The pitch started with eight agencies, quickly went to five and then down to three.
“Getting three was hard,” she says. “They were all of a very high calibre.”
Diana uses a confidential matrix, scoring by category as the process moves along. Initiative won pre and post matrix scoring. On the brand side, it’s also important to have everyone involved, to understand the winning agency.
Diana: “It's a very intricate way of being able to score and understand each agency based on a number of criteria.
“My biggest one is: Did they respond to the brief. Agencies can sometimes put on a great show and that's wonderful, but unless they respond to the brief, then unfortunately that's a big fail.
“We look at things like company size, the ability for them to back up their assumptions, their philosophy and just general approach.
“And then we are looking for that X factor.
“It's quite intense but it really helps you weigh up the assessment fairly.”
On the agency side, how the matrix is scored is unknown.
But the brief has clues.
Sarah at Initiative: “We have the brief which talks to the importance of each section. And so therefore from the agency side, we then will weigh up the level of importance to reflect that. We know that, for example, the strategic response was very important.”
And agencies can send in questions, the responses to which are shared among all the pitching agencies.
There comes a point when all threads gathered from sessions come together.
Sarah: “When you're coming up with the strategic idea, and all the parts come together and it works in a framework.”

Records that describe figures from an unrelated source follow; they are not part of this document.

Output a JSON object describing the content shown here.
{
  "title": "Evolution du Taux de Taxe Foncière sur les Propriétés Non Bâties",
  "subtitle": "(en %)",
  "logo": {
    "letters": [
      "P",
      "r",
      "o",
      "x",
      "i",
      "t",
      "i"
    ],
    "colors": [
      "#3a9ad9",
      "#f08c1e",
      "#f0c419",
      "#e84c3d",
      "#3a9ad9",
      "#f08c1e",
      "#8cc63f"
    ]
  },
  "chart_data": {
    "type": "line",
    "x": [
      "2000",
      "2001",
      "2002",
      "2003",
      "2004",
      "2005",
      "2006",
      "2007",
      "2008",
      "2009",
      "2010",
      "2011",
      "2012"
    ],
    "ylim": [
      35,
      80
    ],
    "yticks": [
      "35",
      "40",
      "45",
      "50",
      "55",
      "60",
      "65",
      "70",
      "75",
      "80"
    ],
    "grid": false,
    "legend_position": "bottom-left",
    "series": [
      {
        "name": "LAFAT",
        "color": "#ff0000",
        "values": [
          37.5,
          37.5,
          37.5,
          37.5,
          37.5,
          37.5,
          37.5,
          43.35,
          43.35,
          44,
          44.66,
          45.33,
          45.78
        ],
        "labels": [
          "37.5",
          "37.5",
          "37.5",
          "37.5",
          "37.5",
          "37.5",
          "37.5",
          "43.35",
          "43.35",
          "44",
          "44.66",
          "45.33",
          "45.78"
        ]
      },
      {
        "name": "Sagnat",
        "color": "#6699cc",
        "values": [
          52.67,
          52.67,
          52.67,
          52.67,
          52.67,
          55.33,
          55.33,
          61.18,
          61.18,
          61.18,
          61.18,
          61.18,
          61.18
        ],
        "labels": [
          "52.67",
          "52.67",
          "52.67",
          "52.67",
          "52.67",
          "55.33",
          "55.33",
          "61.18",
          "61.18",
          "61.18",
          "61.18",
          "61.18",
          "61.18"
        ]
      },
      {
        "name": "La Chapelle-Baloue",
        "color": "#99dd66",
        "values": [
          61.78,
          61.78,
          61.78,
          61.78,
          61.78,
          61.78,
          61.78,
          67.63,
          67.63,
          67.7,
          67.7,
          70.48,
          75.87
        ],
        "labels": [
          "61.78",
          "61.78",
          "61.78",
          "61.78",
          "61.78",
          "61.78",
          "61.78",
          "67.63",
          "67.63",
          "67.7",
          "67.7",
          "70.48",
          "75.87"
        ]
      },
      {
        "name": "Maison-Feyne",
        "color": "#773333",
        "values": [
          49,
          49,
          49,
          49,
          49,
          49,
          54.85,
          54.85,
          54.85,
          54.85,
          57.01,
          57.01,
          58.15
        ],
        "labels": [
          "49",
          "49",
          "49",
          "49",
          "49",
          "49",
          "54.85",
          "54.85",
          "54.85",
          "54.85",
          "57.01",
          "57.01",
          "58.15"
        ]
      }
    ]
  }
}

There’s a buzz to it. At that point you think: This is cool.
“It's not retrofitted,” says Sarah. “It feels really in line with the briefing. We have to keep asking: What’s the ask and is this solution delivering it or not? At the end of the day, if it's not answering the brief, it's not going to deliver the business results.”
The pitch hit the Christmas period, the busiest sale time of the year.
Diana at GPC Asia Pacific: “We decided to wait until January.”
She then personally went to see each of the three agencies to deliver the news. She believes those not successful deserve feedback.
“I headed off on a certain day and Ubered my way round to avoid having to park anywhere.”
The first stop was Initiative.
“I had been looking for a sing-a-gram to help me deliver the news but I hadn’t been able to lock one in.”
That morning, while riding an exercise bike at 5 o'clock, Diana remembered that one of her team members, Priscilla, was a singer.
She thought: if I can get her to be with me by 9.30 in the city, that would be perfect.
“I did wait until an appropriate time to call, 6.30 to 6.45,” she says. “I floated the idea, told her the song and I said: ‘We're going to pretend, role play.’ I asked her to bring her glasses and pose as someone from procurement.”
At Initiative, Diana, declined an offered coffee. “It looked like I was really just there to talk business and be brief.”
She thanked them for their participation. However, she told them they had missed out on the opportunity.
“That was a joke just for 10 seconds," she says.
“I then handed over to Priscilla to talk through some of the ins and outs of the procurement process and perhaps to give some feedback.”
Pricilla then sang You're the Best, the theme from Karate Kid, the first movie.
You're the best!
Nothing's gonna ever keep you down
“She does gigs with a band on the weekends,” says Diana. “She's amazing.”
During COVID-19, Diana says the business has actually ramped up activity.
“It's showing through in the numbers, so it’s definitely a good move.”
Sarah at Initiative: “This is where the rubber hits the road for us. It's taking on the business. The team has done an amazing job at getting everything live with really short turnaround times.
“It's been awesome to watch the agility of the team and just having to move really fast to get a variety of campaigns turned around quickly from Diana's team.”